"Don't go away, I'm alive!" I shouted, knowing they could not hear me. As I watched the airplane fly away, I knew the rescue team was done searching for the day.
I had been flying home to Texas after a gold prospecting trip in Alaska when my helicopter lost its tail rotor. It was as if I was sitting still while the heavy spruce forest that blanketed northwest British Columbia spun in circles seven-hundred feet below me.
I dove the aircraft into a sweep of spindly spruce trees to break my fall and possibly avert instant death. I hoped a search team would find me quickly.
From the start, my life was about survival. I was born in 1924 on a remote mountain in Arkansas, where I lived in a log house built by my father. My earliest years were spent in the wilderness, miles from the nearest town, and from an early age I was taught how to survive off the land.

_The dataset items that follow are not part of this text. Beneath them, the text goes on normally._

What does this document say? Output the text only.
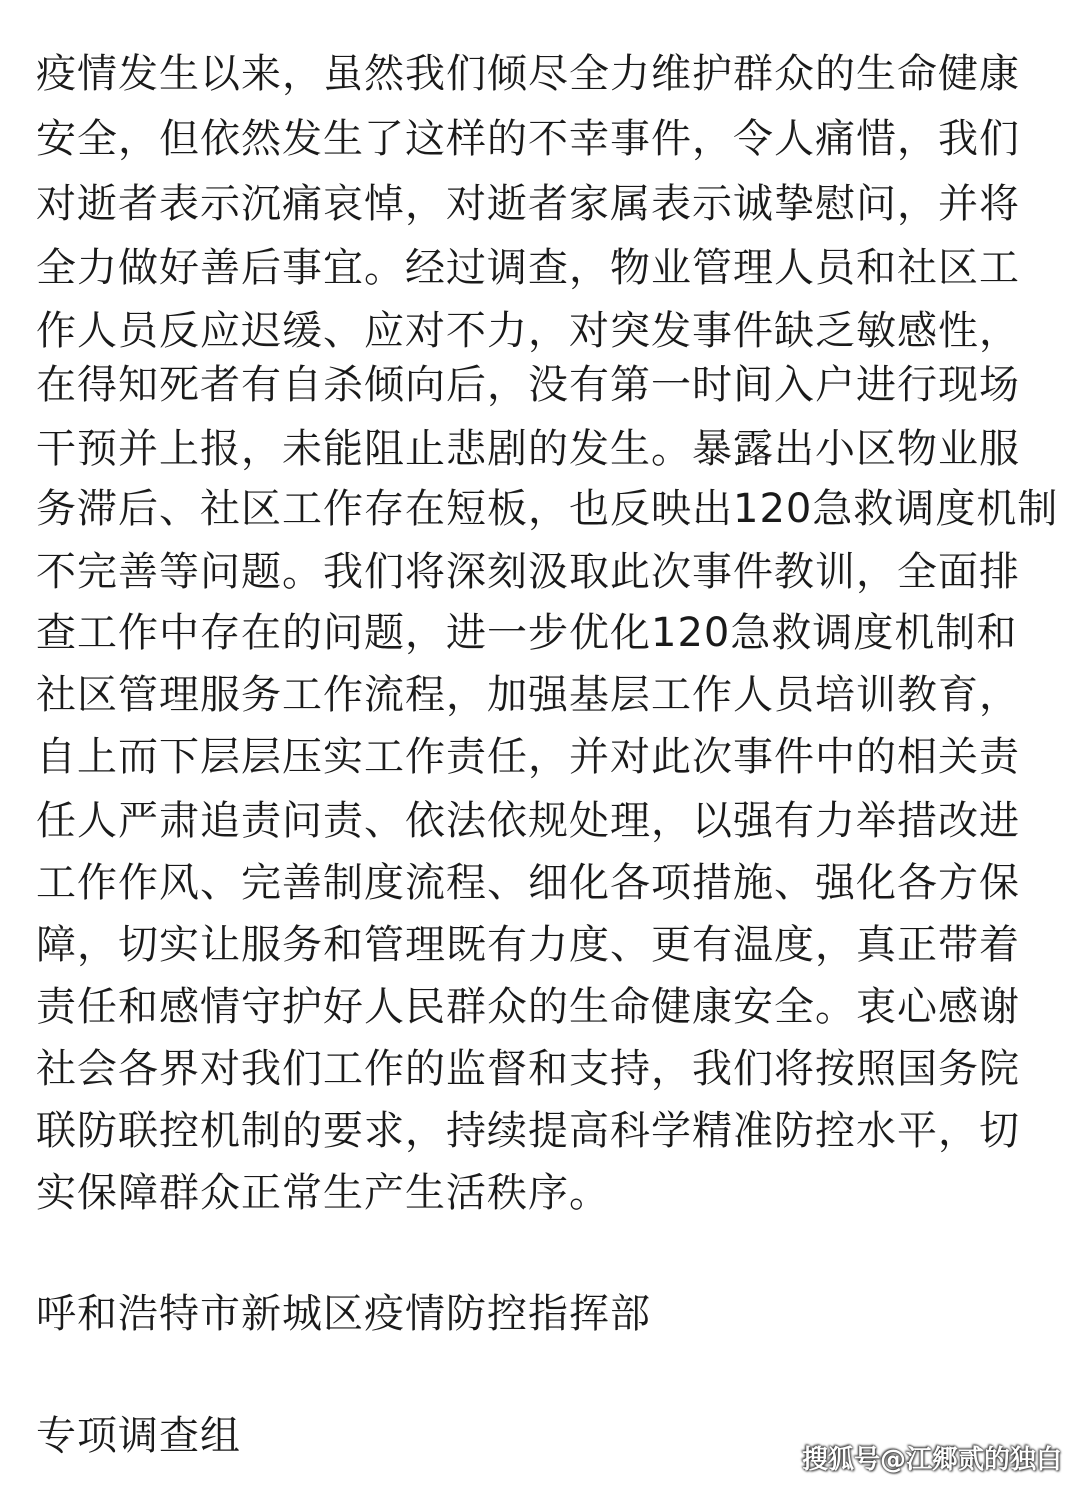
疫情发生以来，虽然我们倾尽全力维护群众的生命健康
安全，但依然发生了这样的不幸事件，令人痛惜，我们
对逝者表示沉痛哀悼，对逝者家属表示诚挚慰问，并将
全力做好善后事宜。经过调查，物业管理人员和社区工
作人员反应迟缓、应对不力，对突发事件缺乏敏感性，
在得知死者有自杀倾向后，没有第一时间入户进行现场
干预并上报，未能阻止悲剧的发生。暴露出小区物业服
务滞后、社区工作存在短板，也反映出120急救调度机制
不完善等问题。我们将深刻汲取此次事件教训，全面排
查工作中存在的问题，进一步优化120急救调度机制和
社区管理服务工作流程，加强基层工作人员培训教育，
自上而下层层压实工作责任，并对此次事件中的相关责
任人严肃追责问责、依法依规处理，以强有力举措改进
工作作风、完善制度流程、细化各项措施、强化各方保
障，切实让服务和管理既有力度、更有温度，真正带着
责任和感情守护好人民群众的生命健康安全。衷心感谢
社会各界对我们工作的监督和支持，我们将按照国务院
联防联控机制的要求，持续提高科学精准防控水平，切
实保障群众正常生产生活秩序。
呼和浩特市新城区疫情防控指挥部
专项调查组
搜狐号@江郷贰的独白
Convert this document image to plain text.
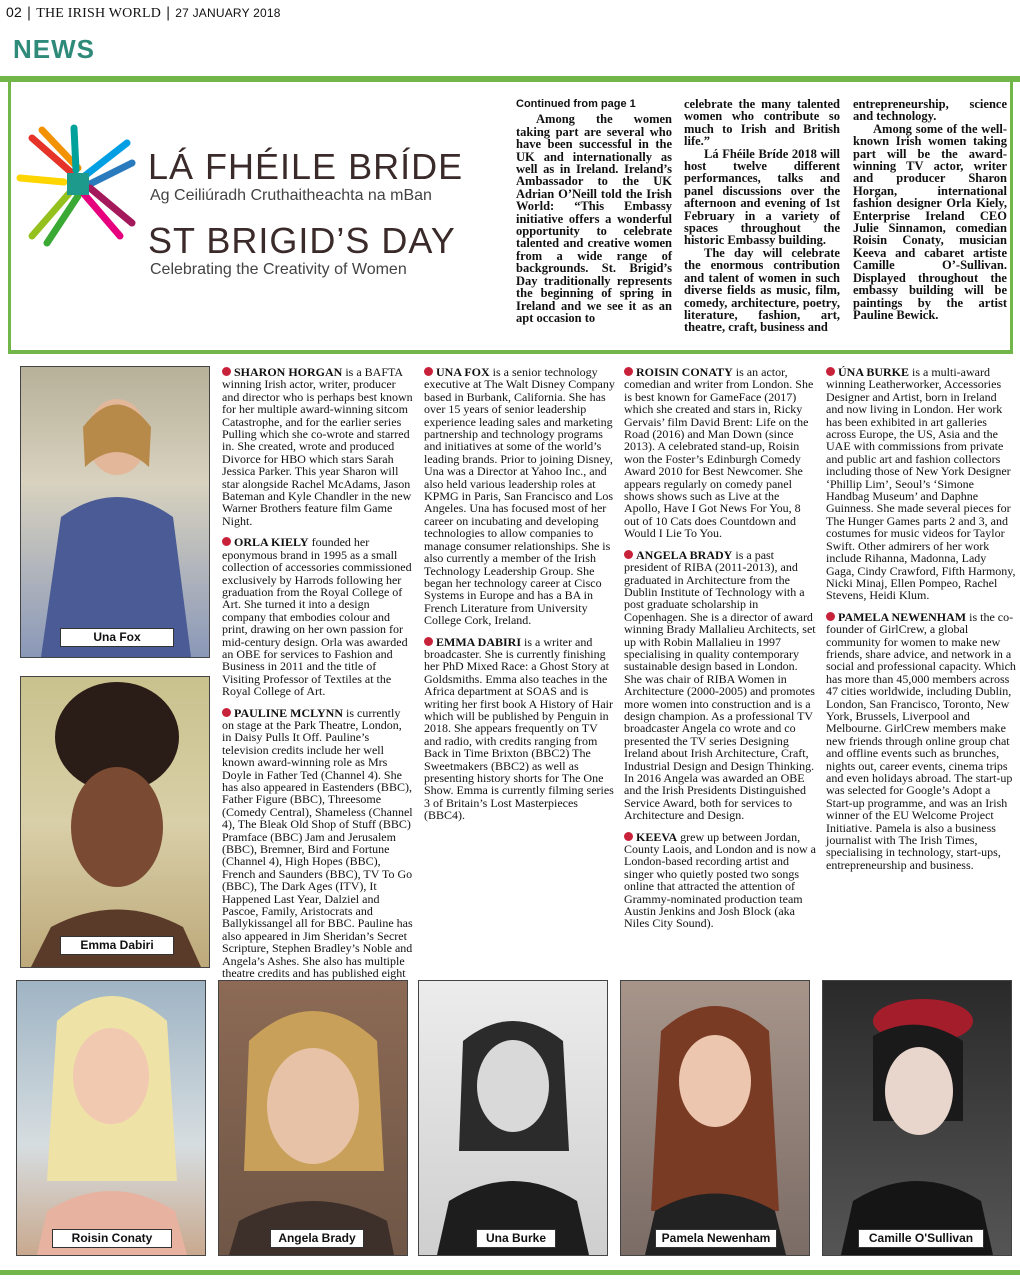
02 | THE IRISH WORLD | 27 JANUARY 2018
NEWS
LÁ FHÉILE BRÍDE
Ag Ceiliúradh Cruthaitheachta na mBan
ST BRIGID’S DAY
Celebrating the Creativity of Women
Continued from page 1

Among the women taking part are several who have been successful in the UK and internationally as well as in Ireland. Ireland’s Ambassador to the UK Adrian O’Neill told the Irish World: “This Embassy initiative offers a wonderful opportunity to celebrate talented and creative women from a wide range of backgrounds. St. Brigid’s Day traditionally represents the beginning of spring in Ireland and we see it as an apt occasion to

celebrate the many talented women who contribute so much to Irish and British life.”

Lá Fhéile Bríde 2018 will host twelve different performances, talks and panel discussions over the afternoon and evening of 1st February in a variety of spaces throughout the historic Embassy building.

The day will celebrate the enormous contribution and talent of women in such diverse fields as music, film, comedy, architecture, poetry, literature, fashion, art, theatre, craft, business and

entrepreneurship, science and technology.

Among some of the well-known Irish women taking part will be the award-winning TV actor, writer and producer Sharon Horgan, international fashion designer Orla Kiely, Enterprise Ireland CEO Julie Sinnamon, comedian Roisin Conaty, musician Keeva and cabaret artiste Camille O’-Sullivan. Displayed throughout the embassy building will be paintings by the artist Pauline Bewick.

Una Fox
Emma Dabiri

SHARON HORGAN is a BAFTA winning Irish actor, writer, producer and director who is perhaps best known for her multiple award-winning sitcom Catastrophe, and for the earlier series Pulling which she co-wrote and starred in. She created, wrote and produced Divorce for HBO which stars Sarah Jessica Parker. This year Sharon will star alongside Rachel McAdams, Jason Bateman and Kyle Chandler in the new Warner Brothers feature film Game Night.

ORLA KIELY founded her eponymous brand in 1995 as a small collection of accessories commissioned exclusively by Harrods following her graduation from the Royal College of Art. She turned it into a design company that embodies colour and print, drawing on her own passion for mid-century design. Orla was awarded an OBE for services to Fashion and Business in 2011 and the title of Visiting Professor of Textiles at the Royal College of Art.

PAULINE MCLYNN is currently on stage at the Park Theatre, London, in Daisy Pulls It Off. Pauline’s television credits include her well known award-winning role as Mrs Doyle in Father Ted (Channel 4). She has also appeared in Eastenders (BBC), Father Figure (BBC), Threesome (Comedy Central), Shameless (Channel 4), The Bleak Old Shop of Stuff (BBC) Pramface (BBC) Jam and Jerusalem (BBC), Bremner, Bird and Fortune (Channel 4), High Hopes (BBC), French and Saunders (BBC), TV To Go (BBC), The Dark Ages (ITV), It Happened Last Year, Dalziel and Pascoe, Family, Aristocrats and Ballykissangel all for BBC. Pauline has also appeared in Jim Sheridan’s Secret Scripture, Stephen Bradley’s Noble and Angela’s Ashes. She also has multiple theatre credits and has published eight

UNA FOX is a senior technology executive at The Walt Disney Company based in Burbank, California. She has over 15 years of senior leadership experience leading sales and marketing partnership and technology programs and initiatives at some of the world’s leading brands. Prior to joining Disney, Una was a Director at Yahoo Inc., and also held various leadership roles at KPMG in Paris, San Francisco and Los Angeles. Una has focused most of her career on incubating and developing technologies to allow companies to manage consumer relationships. She is also currently a member of the Irish Technology Leadership Group. She began her technology career at Cisco Systems in Europe and has a BA in French Literature from University College Cork, Ireland.

EMMA DABIRI is a writer and broadcaster. She is currently finishing her PhD Mixed Race: a Ghost Story at Goldsmiths. Emma also teaches in the Africa department at SOAS and is writing her first book A History of Hair which will be published by Penguin in 2018. She appears frequently on TV and radio, with credits ranging from Back in Time Brixton (BBC2) The Sweetmakers (BBC2) as well as presenting history shorts for The One Show. Emma is currently filming series 3 of Britain’s Lost Masterpieces (BBC4).

ROISIN CONATY is an actor, comedian and writer from London. She is best known for GameFace (2017) which she created and stars in, Ricky Gervais’ film David Brent: Life on the Road (2016) and Man Down (since 2013). A celebrated stand-up, Roisin won the Foster’s Edinburgh Comedy Award 2010 for Best Newcomer. She appears regularly on comedy panel shows shows such as Live at the Apollo, Have I Got News For You, 8 out of 10 Cats does Countdown and Would I Lie To You.

ANGELA BRADY is a past president of RIBA (2011-2013), and graduated in Architecture from the Dublin Institute of Technology with a post graduate scholarship in Copenhagen. She is a director of award winning Brady Mallalieu Architects, set up with Robin Mallalieu in 1997 specialising in quality contemporary sustainable design based in London. She was chair of RIBA Women in Architecture (2000-2005) and promotes more women into construction and is a design champion. As a professional TV broadcaster Angela co wrote and co presented the TV series Designing Ireland about Irish Architecture, Craft, Industrial Design and Design Thinking. In 2016 Angela was awarded an OBE and the Irish Presidents Distinguished Service Award, both for services to Architecture and Design.

KEEVA grew up between Jordan, County Laois, and London and is now a London-based recording artist and singer who quietly posted two songs online that attracted the attention of Grammy-nominated production team Austin Jenkins and Josh Block (aka Niles City Sound).

ÚNA BURKE is a multi-award winning Leatherworker, Accessories Designer and Artist, born in Ireland and now living in London. Her work has been exhibited in art galleries across Europe, the US, Asia and the UAE with commissions from private and public art and fashion collectors including those of New York Designer ‘Phillip Lim’, Seoul’s ‘Simone Handbag Museum’ and Daphne Guinness. She made several pieces for The Hunger Games parts 2 and 3, and costumes for music videos for Taylor Swift. Other admirers of her work include Rihanna, Madonna, Lady Gaga, Cindy Crawford, Fifth Harmony, Nicki Minaj, Ellen Pompeo, Rachel Stevens, Heidi Klum.

PAMELA NEWENHAM is the co-founder of GirlCrew, a global community for women to make new friends, share advice, and network in a social and professional capacity. Which has more than 45,000 members across 47 cities worldwide, including Dublin, London, San Francisco, Toronto, New York, Brussels, Liverpool and Melbourne. GirlCrew members make new friends through online group chat and offline events such as brunches, nights out, career events, cinema trips and even holidays abroad. The start-up was selected for Google’s Adopt a Start-up programme, and was an Irish winner of the EU Welcome Project Initiative. Pamela is also a business journalist with The Irish Times, specialising in technology, start-ups, entrepreneurship and business.

Roisin Conaty	Angela Brady	Una Burke	Pamela Newenham	Camille O'Sullivan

Growing up, I loved to read adventure stories and dreamed of the day I would live some of my own. The first came at age seventeen when I joined the Marine Corps, one week before Pearl Harbor thrust the US into World War II. I served in the South Pacific and was wounded in the Battle of Guadalcanal.
Still, despite all of my close calls and near misses, I was unprepared when my helicopter went down. It was September of 1979 and my only way home was burning in the wilderness of British Columbia.

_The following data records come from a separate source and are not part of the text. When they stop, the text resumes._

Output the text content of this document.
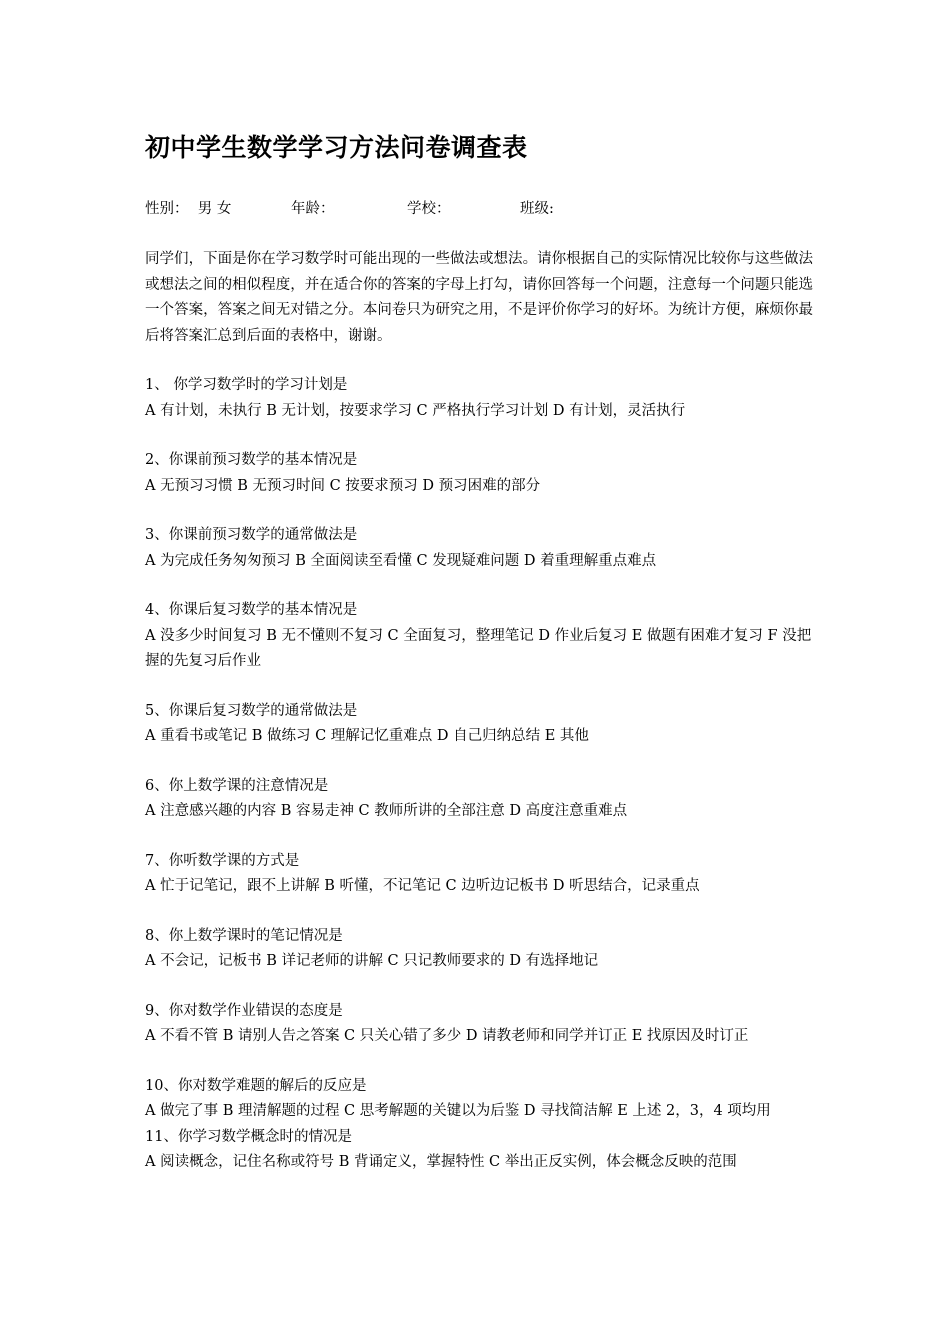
初中学生数学学习方法问卷调查表
性别：  男 女	年龄：	学校：	班级:

同学们，下面是你在学习数学时可能出现的一些做法或想法。请你根据自己的实际情况比较你与这些做法或想法之间的相似程度，并在适合你的答案的字母上打勾，请你回答每一个问题，注意每一个问题只能选一个答案，答案之间无对错之分。本问卷只为研究之用，不是评价你学习的好坏。为统计方便，麻烦你最后将答案汇总到后面的表格中，谢谢。

1、 你学习数学时的学习计划是
A 有计划，未执行 B 无计划，按要求学习 C 严格执行学习计划 D 有计划，灵活执行
2、你课前预习数学的基本情况是
A 无预习习惯 B 无预习时间 C 按要求预习 D 预习困难的部分
3、你课前预习数学的通常做法是
A 为完成任务匆匆预习 B 全面阅读至看懂 C 发现疑难问题 D 着重理解重点难点
4、你课后复习数学的基本情况是
A 没多少时间复习 B 无不懂则不复习 C 全面复习，整理笔记 D 作业后复习 E 做题有困难才复习 F 没把握的先复习后作业
5、你课后复习数学的通常做法是
A 重看书或笔记 B 做练习 C 理解记忆重难点 D 自己归纳总结 E 其他
6、你上数学课的注意情况是
A 注意感兴趣的内容 B 容易走神 C 教师所讲的全部注意 D 高度注意重难点
7、你听数学课的方式是
A 忙于记笔记，跟不上讲解 B 听懂，不记笔记 C 边听边记板书 D 听思结合，记录重点
8、你上数学课时的笔记情况是
A 不会记，记板书 B 详记老师的讲解 C 只记教师要求的 D 有选择地记
9、你对数学作业错误的态度是
A 不看不管 B 请别人告之答案 C 只关心错了多少 D 请教老师和同学并订正 E 找原因及时订正
10、你对数学难题的解后的反应是
A 做完了事 B 理清解题的过程 C 思考解题的关键以为后鉴 D 寻找简洁解 E 上述 2，3，4 项均用
11、你学习数学概念时的情况是
A 阅读概念，记住名称或符号 B 背诵定义，掌握特性 C 举出正反实例，体会概念反映的范围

The door of the helicopter flew off as if blown by a bomb as fire blanketed the shattered bubble. Releasing my safety belt, I dove through the flames. I felt the sickening warmth of the fire as I looked back to witness a horrible sight: my aircraft was rapidly being consumed.
For the next fourteen days, with seven broken ribs and a crushed vertebra, I would lay stranded in the cold, penetrating dampness of forty-degree ground water, exposed to bitter, chilling winds and heavy storms. I could only crawl on hands and knees, but I had to fight to survive with the few resources salvaged from my charred aircraft: a pack of M&M's, a melted hacksaw and seven matches.

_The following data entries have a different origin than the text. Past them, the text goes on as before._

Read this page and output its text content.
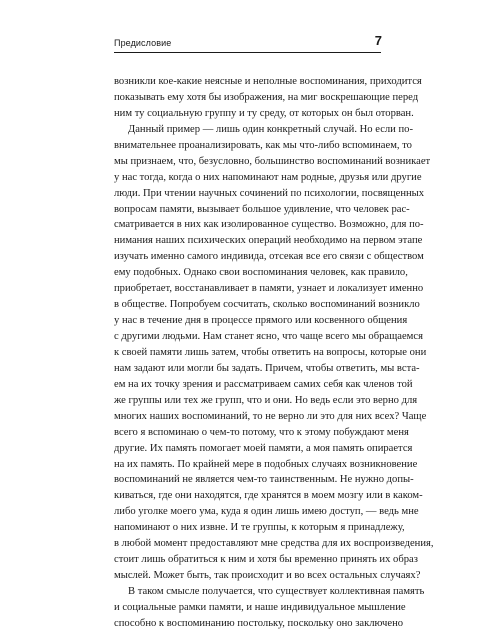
Предисловие	7
возникли кое-какие неясные и неполные воспоминания, приходится
показывать ему хотя бы изображения, на миг воскрешающие перед
ним ту социальную группу и ту среду, от которых он был оторван.
Данный пример — лишь один конкретный случай. Но если по-
внимательнее проанализировать, как мы что-либо вспоминаем, то
мы признаем, что, безусловно, большинство воспоминаний возникает
у нас тогда, когда о них напоминают нам родные, друзья или другие
люди. При чтении научных сочинений по психологии, посвященных
вопросам памяти, вызывает большое удивление, что человек рас-
сматривается в них как изолированное существо. Возможно, для по-
нимания наших психических операций необходимо на первом этапе
изучать именно самого индивида, отсекая все его связи с обществом
ему подобных. Однако свои воспоминания человек, как правило,
приобретает, восстанавливает в памяти, узнает и локализует именно
в обществе. Попробуем сосчитать, сколько воспоминаний возникло
у нас в течение дня в процессе прямого или косвенного общения
с другими людьми. Нам станет ясно, что чаще всего мы обращаемся
к своей памяти лишь затем, чтобы ответить на вопросы, которые они
нам задают или могли бы задать. Причем, чтобы ответить, мы вста-
ем на их точку зрения и рассматриваем самих себя как членов той
же группы или тех же групп, что и они. Но ведь если это верно для
многих наших воспоминаний, то не верно ли это для них всех? Чаще
всего я вспоминаю о чем-то потому, что к этому побуждают меня
другие. Их память помогает моей памяти, а моя память опирается
на их память. По крайней мере в подобных случаях возникновение
воспоминаний не является чем-то таинственным. Не нужно допы-
киваться, где они находятся, где хранятся в моем мозгу или в каком-
либо уголке моего ума, куда я один лишь имею доступ, — ведь мне
напоминают о них извне. И те группы, к которым я принадлежу,
в любой момент предоставляют мне средства для их воспроизведения,
стоит лишь обратиться к ним и хотя бы временно принять их образ
мыслей. Может быть, так происходит и во всех остальных случаях?
В таком смысле получается, что существует коллективная память
и социальные рамки памяти, и наше индивидуальное мышление
способно к воспоминанию постольку, поскольку оно заключено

To survive the exposure I needed shelter. On hands and knees, I dragged the door that fell off my helicopter, one inch at a time, to four small tree stumps cut off by my rotor blades. Hoisting the door on top of those stumps was nearly impossible with my injuries.
For food I scoured the woods for wild cranberries. I found only a handful each day, but the berries, as well as my M&M's and one ill-fated frog, sustained me. Still, hunger made me delirious. For two days I conversed with a large black bird who introduced himself as Pete Pickle.
On the ninth day I awoke to clear skies and the low drone of an aircraft. A search and rescue airplane! I rushed to start a signal fire with one of my matches, but the smoke didn't rise above the tall trees. The plane missed me by a quarter-mile.
Early the next morning the rescue plane returned. I started another fire, but again the smoke did not break the tree line. The engine grew louder, but I could barely see the aircraft as it passed a mile away. As the drone of the engine grew dim, I slumped to the ground and wept. I had to face it now: the next step was death.
I spent the rest of the day writing notes to my family on a paper bag that had flown from my aircraft. I wrote my good-byes and made changes to my will, hoping the scrap of paper would one day find my family.
The next three days brought more rain and no search planes. The situation had never felt bleaker, but instead of sinking into misery, I found a new clarity.
I scanned the area. One-hundred feet away was a clearing in the forest; I had seen it before my crash. If by some miracle the rescue team returned, something in that clearing must catch their attention.
I crawled to the tail section of my helicopter and disconnected the loose cables. Lying on my back, I grasped the two-hundred-pound mass of unwieldy metal and began dragging. Each exertion brought blinding pain; I could feel my ribs breaking loose. But adrenalin was flowing. Instead of getting weaker, I was pulling off the impossible. It took every drop of strength I had left, but after two days the tail rotor was out in the clearing.
It was early morning on the fourteenth day when I again heard the faint sound of an engine. The sound diminished, then came again -- each second pure agony. My heart pounded. I scrambled outside my shelter, barely in time to see an aircraft passing over.
I reached the clearing in record time. With renewed strength, I pulled my weakened body upright against a tree. I heard the aircraft circling. They had seen something, at last.
The rescue crew airlifted me out of the wilderness and flew me to Fort Nelson, where I was treated for my broken bones, trench foot and hypothermia.
Shortly after I was allowed to leave the hospital, I bought another helicopter.